Sir Humphrey: "Yes or no?"
Bernard Woolley: "Yes"
Sir Humphrey: "Of course you would, Bernard. After all you told you can't say no to that. So they don't mention the first five questions and they publish the last one."

3 comments:

Anonymous said...

Tony, As a recipient of the biased social survey and a reader of Johnn Seddon's books I concur with your views.

I will be completing my questionaire this week and making my thoughts known on the leading questions. ;-)

Anonymous said...

For instance, we could see that inward migration may lead to a vicious spiral needing more migration as the migrants themselves age and add to the demands on health services and pensions. That's not considered, or even placed in front of the average individual answering the question. Yet it is a perfectly obvious thing not to overlook - migrants, after all, don't stay preserved in amber at the same age they arrive in the Island. They age. They will be pensioners themselves. They will be an ageing population.

And thus are your own assumptions and biases revealed, Tony. Migrants are not a homogenous community: some come and expect to stay, some never get to a position where they can keep themselves here, some come and hate it and leave as soon as they can. Without knowledge of how big each segment might be, comments that They will be pensioners themselves are just so much prestidigitation.

TonyTheProf said...

I'm quite happy to have my assumptions and biases challenged; however, the last census suggested that more people have been coming to the island than leaving it. That's a matter of fact. I trust the census rather more than social surveys.

I'm not saying that migrants are bad, or should be scapegoated in any way, attitudes which I wholly abhore. Langlois, after all, is a name meaning "The English", i.e. someone who at one time migrated to Jersey from England. One thing we do need to do with any debate on migration is to decouple ideas that demonise migrants, against ideas about how large a population the Island can sustain.

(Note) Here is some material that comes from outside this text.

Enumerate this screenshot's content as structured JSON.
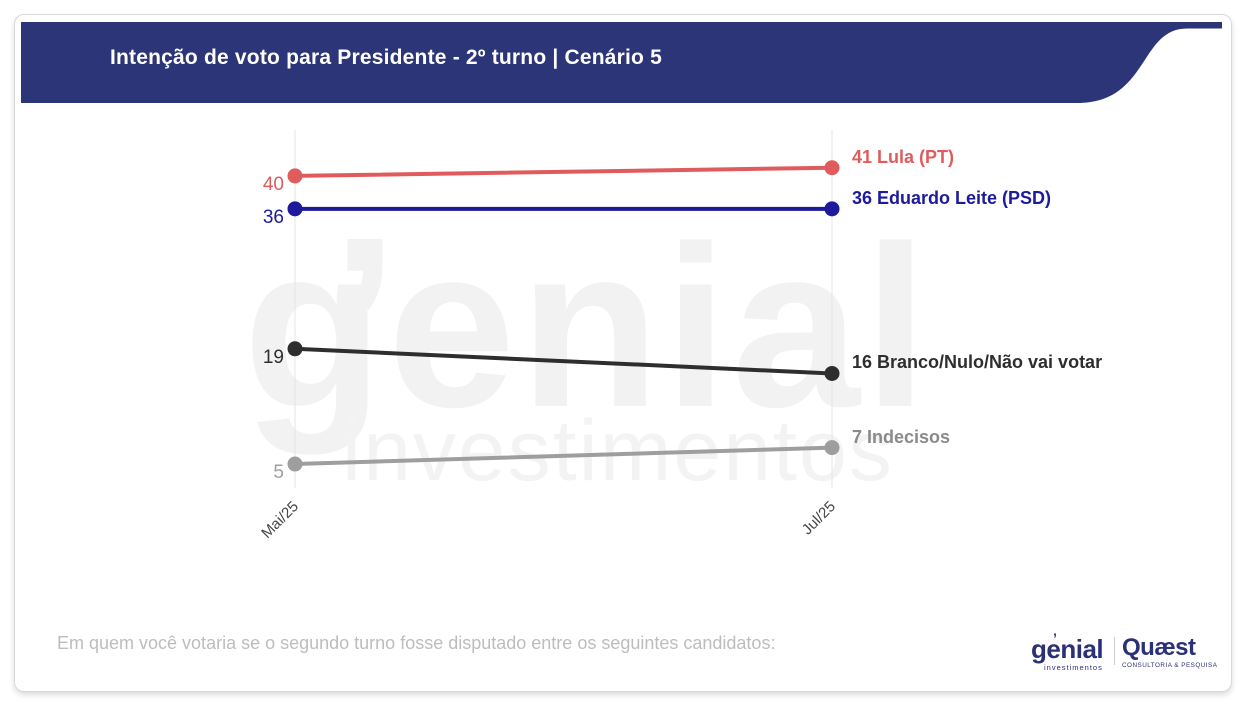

But I do think that by putting migration into the context of paired choices, there is an inbuilt bias in the question like a card trick. Increased population has a knock-on effect on demand for schools, health, utilities, etc. Whether that can be adequately balanced by the extra tax take is another matter, but the questions assume that there is not just balance, but migration funds better schools, health care, etc.